The sine chord pattern presented in the Teaching sine function with spaghetti provides helpful insights for the missing theorem. In this pattern, all angles at the intersection of chords are integer multiples of a chosen unit angle or its complement, modulo 90°. All segment lengths in this pattern can therefore be written as sums or differences of cosine and sine products and ratios of that angle. Figure 2 pictures some measures of sine chords in a circle of unit diameter, for an arbitrary angle θ.
Figure 3 shows a Romain triangle for angle α in this pattern. There are numerous other Romain triangles in this pattern. Can you figure them out? With the help of the measures pictured in Figure 2, one can follow visually the elements of a proof for the missing theorem.

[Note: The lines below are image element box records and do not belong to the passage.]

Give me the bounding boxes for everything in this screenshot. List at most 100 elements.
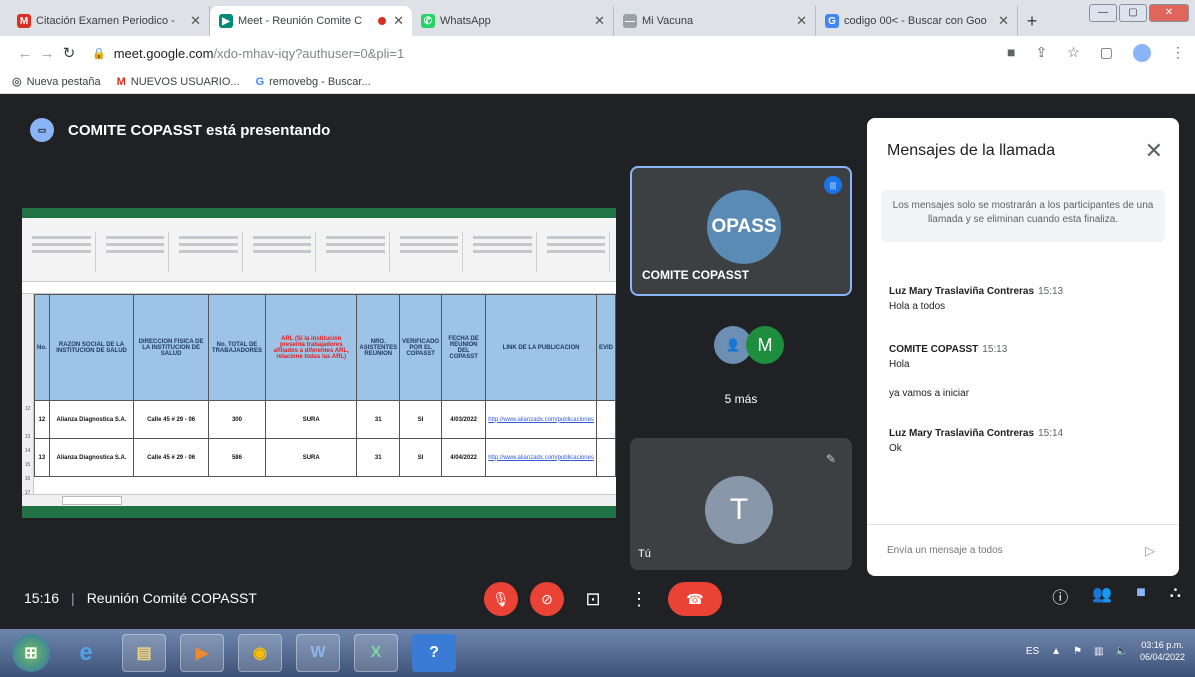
row-number[interactable]: 16: [22, 476, 33, 490]
table-cell[interactable]: Alianza Diagnostica S.A.: [48, 438, 135, 477]
bookmark-star-icon[interactable]: ☆: [1067, 44, 1080, 62]
tab-close-icon[interactable]: ✕: [393, 13, 404, 29]
row-number[interactable]: 13: [22, 434, 33, 448]
table-cell[interactable]: 31: [356, 400, 401, 439]
camera-in-use-icon[interactable]: ■: [1007, 44, 1015, 62]
column-header[interactable]: ARL (Si la institución presenta trabajad…: [265, 294, 358, 401]
row-number[interactable]: [22, 378, 33, 392]
bookmark-item[interactable]: ◎ Nueva pestaña: [12, 75, 101, 89]
tab-close-icon[interactable]: ✕: [998, 13, 1009, 29]
sheet-tab[interactable]: [62, 496, 122, 505]
info-icon[interactable]: ⓘ: [1052, 584, 1068, 608]
row-number[interactable]: [22, 392, 33, 406]
column-header[interactable]: No.: [34, 294, 50, 401]
table-cell[interactable]: 12: [34, 400, 50, 439]
row-number[interactable]: [22, 308, 33, 322]
ie-icon[interactable]: e: [64, 634, 108, 672]
minimize-button[interactable]: —: [1089, 4, 1117, 22]
row-number[interactable]: 15: [22, 462, 33, 476]
column-header[interactable]: No. TOTAL DE TRABAJADORES: [207, 294, 267, 401]
row-number[interactable]: [22, 420, 33, 434]
table-cell[interactable]: 13: [34, 438, 50, 477]
column-header[interactable]: NRO. ASISTENTES REUNION: [356, 294, 401, 401]
chat-message-input[interactable]: [887, 545, 1127, 556]
present-button[interactable]: ⊡: [576, 582, 610, 616]
more-options-button[interactable]: ⋮: [622, 582, 656, 616]
file-explorer-icon[interactable]: ▤: [122, 634, 166, 672]
bookmark-item[interactable]: M NUEVOS USUARIO...: [117, 76, 240, 88]
browser-tab[interactable]: ▶ Meet - Reunión Comite C ✕: [210, 6, 412, 36]
table-cell[interactable]: Alianza Diagnostica S.A.: [48, 400, 135, 439]
chat-icon[interactable]: ■: [1136, 584, 1146, 608]
table-cell[interactable]: SI: [399, 400, 443, 439]
close-icon[interactable]: ✕: [1145, 138, 1163, 164]
participant-tile-more[interactable]: 👤 M 5 más: [630, 304, 852, 434]
forward-icon[interactable]: →: [36, 45, 58, 62]
table-cell[interactable]: Calle 45 # 29 - 06: [133, 438, 209, 477]
column-header[interactable]: EVID: [595, 294, 616, 401]
participant-tile-copasst[interactable]: OPASS ||| COMITE COPASST: [630, 166, 852, 296]
tab-close-icon[interactable]: ✕: [190, 13, 201, 29]
row-number[interactable]: [22, 364, 33, 378]
reload-icon[interactable]: ↻: [58, 44, 80, 62]
excel-icon[interactable]: X: [354, 634, 398, 672]
profile-avatar-icon[interactable]: [1133, 44, 1151, 62]
mic-toggle-button[interactable]: 🎙: [484, 582, 518, 616]
maximize-button[interactable]: ▢: [1119, 4, 1147, 22]
table-cell[interactable]: 4/03/2022: [441, 400, 487, 439]
start-button[interactable]: ⊞: [12, 634, 50, 672]
table-cell[interactable]: SI: [399, 438, 443, 477]
table-cell[interactable]: Calle 45 # 29 - 06: [133, 400, 209, 439]
back-icon[interactable]: ←: [14, 45, 36, 62]
table-cell[interactable]: 31: [356, 438, 401, 477]
volume-icon[interactable]: 🔈: [1116, 646, 1128, 657]
network-icon[interactable]: ▥: [1094, 646, 1103, 657]
table-cell[interactable]: 586: [207, 438, 267, 477]
row-number[interactable]: [22, 322, 33, 336]
row-number[interactable]: 14: [22, 448, 33, 462]
browser-tab[interactable]: — Mi Vacuna ✕: [614, 6, 816, 36]
participant-tile-self[interactable]: ✎ T Tú: [630, 438, 852, 570]
table-cell[interactable]: [595, 438, 616, 477]
row-number[interactable]: [22, 294, 33, 308]
new-tab-button[interactable]: +: [1018, 6, 1046, 36]
show-hidden-icons-icon[interactable]: ▲: [1051, 646, 1061, 657]
column-header[interactable]: FECHA DE REUNION DEL COPASST: [441, 294, 487, 401]
table-cell[interactable]: [595, 400, 616, 439]
column-header[interactable]: DIRECCION FISICA DE LA INSTITUCION DE SA…: [133, 294, 209, 401]
activities-icon[interactable]: ⛬: [1170, 584, 1181, 608]
browser-tab[interactable]: M Citación Examen Periodico - ✕: [8, 6, 210, 36]
tab-window-icon[interactable]: ▢: [1100, 44, 1113, 62]
chrome-icon[interactable]: ◉: [238, 634, 282, 672]
menu-kebab-icon[interactable]: ⋮: [1171, 44, 1185, 62]
table-cell[interactable]: 4/04/2022: [441, 438, 487, 477]
clock[interactable]: 03:16 p.m. 06/04/2022: [1140, 639, 1185, 663]
table-cell[interactable]: SURA: [265, 400, 358, 439]
help-icon[interactable]: ?: [412, 634, 456, 672]
send-icon[interactable]: ▷: [1145, 543, 1155, 559]
row-number[interactable]: 12: [22, 406, 33, 420]
table-cell[interactable]: http://www.alianzadx.com/publicaciones: [485, 438, 597, 477]
browser-tab[interactable]: ✆ WhatsApp ✕: [412, 6, 614, 36]
url-field[interactable]: 🔒 meet.google.com/xdo-mhav-iqy?authuser=…: [92, 46, 404, 61]
media-player-icon[interactable]: ▶: [180, 634, 224, 672]
camera-toggle-button[interactable]: ⊘: [530, 582, 564, 616]
tab-close-icon[interactable]: ✕: [796, 13, 807, 29]
browser-tab[interactable]: Gcodigo 00< - Buscar con Goo ✕: [816, 6, 1018, 36]
table-cell[interactable]: 300: [207, 400, 267, 439]
leave-call-button[interactable]: ☎: [668, 582, 722, 616]
table-cell[interactable]: http://www.alianzadx.com/publicaciones: [485, 400, 597, 439]
people-icon[interactable]: 👥: [1092, 584, 1112, 608]
table-cell[interactable]: SURA: [265, 438, 358, 477]
share-icon[interactable]: ⇪: [1035, 44, 1047, 62]
close-window-button[interactable]: ✕: [1149, 4, 1189, 22]
row-number[interactable]: [22, 336, 33, 350]
word-icon[interactable]: W: [296, 634, 340, 672]
bookmark-item[interactable]: Gremovebg - Buscar...: [256, 76, 371, 88]
tab-close-icon[interactable]: ✕: [594, 13, 605, 29]
row-number[interactable]: [22, 350, 33, 364]
language-indicator[interactable]: ES: [1026, 646, 1039, 657]
column-header[interactable]: VERIFICADO POR EL COPASST: [399, 294, 443, 401]
flag-icon[interactable]: ⚑: [1073, 646, 1082, 657]
column-header[interactable]: LINK DE LA PUBLICACION: [485, 294, 597, 401]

Side b is the sine of the chosen angle θ (Figure 4):
b = sinθ
Side c times sin3θ equals b times sinθ (Figure 5):
c = sin²θ/sin3θ
Side a equals b cosθ minus c cos3θ (Figure 6)
a = sinθ cosθ - sin²θ cos3θ /sin3θ
Working out a² and bc +c², one finds that they are both equal to 2 sin²θ cosθ / sin3θ.
The interesting thing is that the sine chord pattern hosts plenty of "missing theorems" about angular proportions, which are only waiting to be (re)discovered.
Update (June 7, 2010): I corrected Figure 6, which held a wrong term.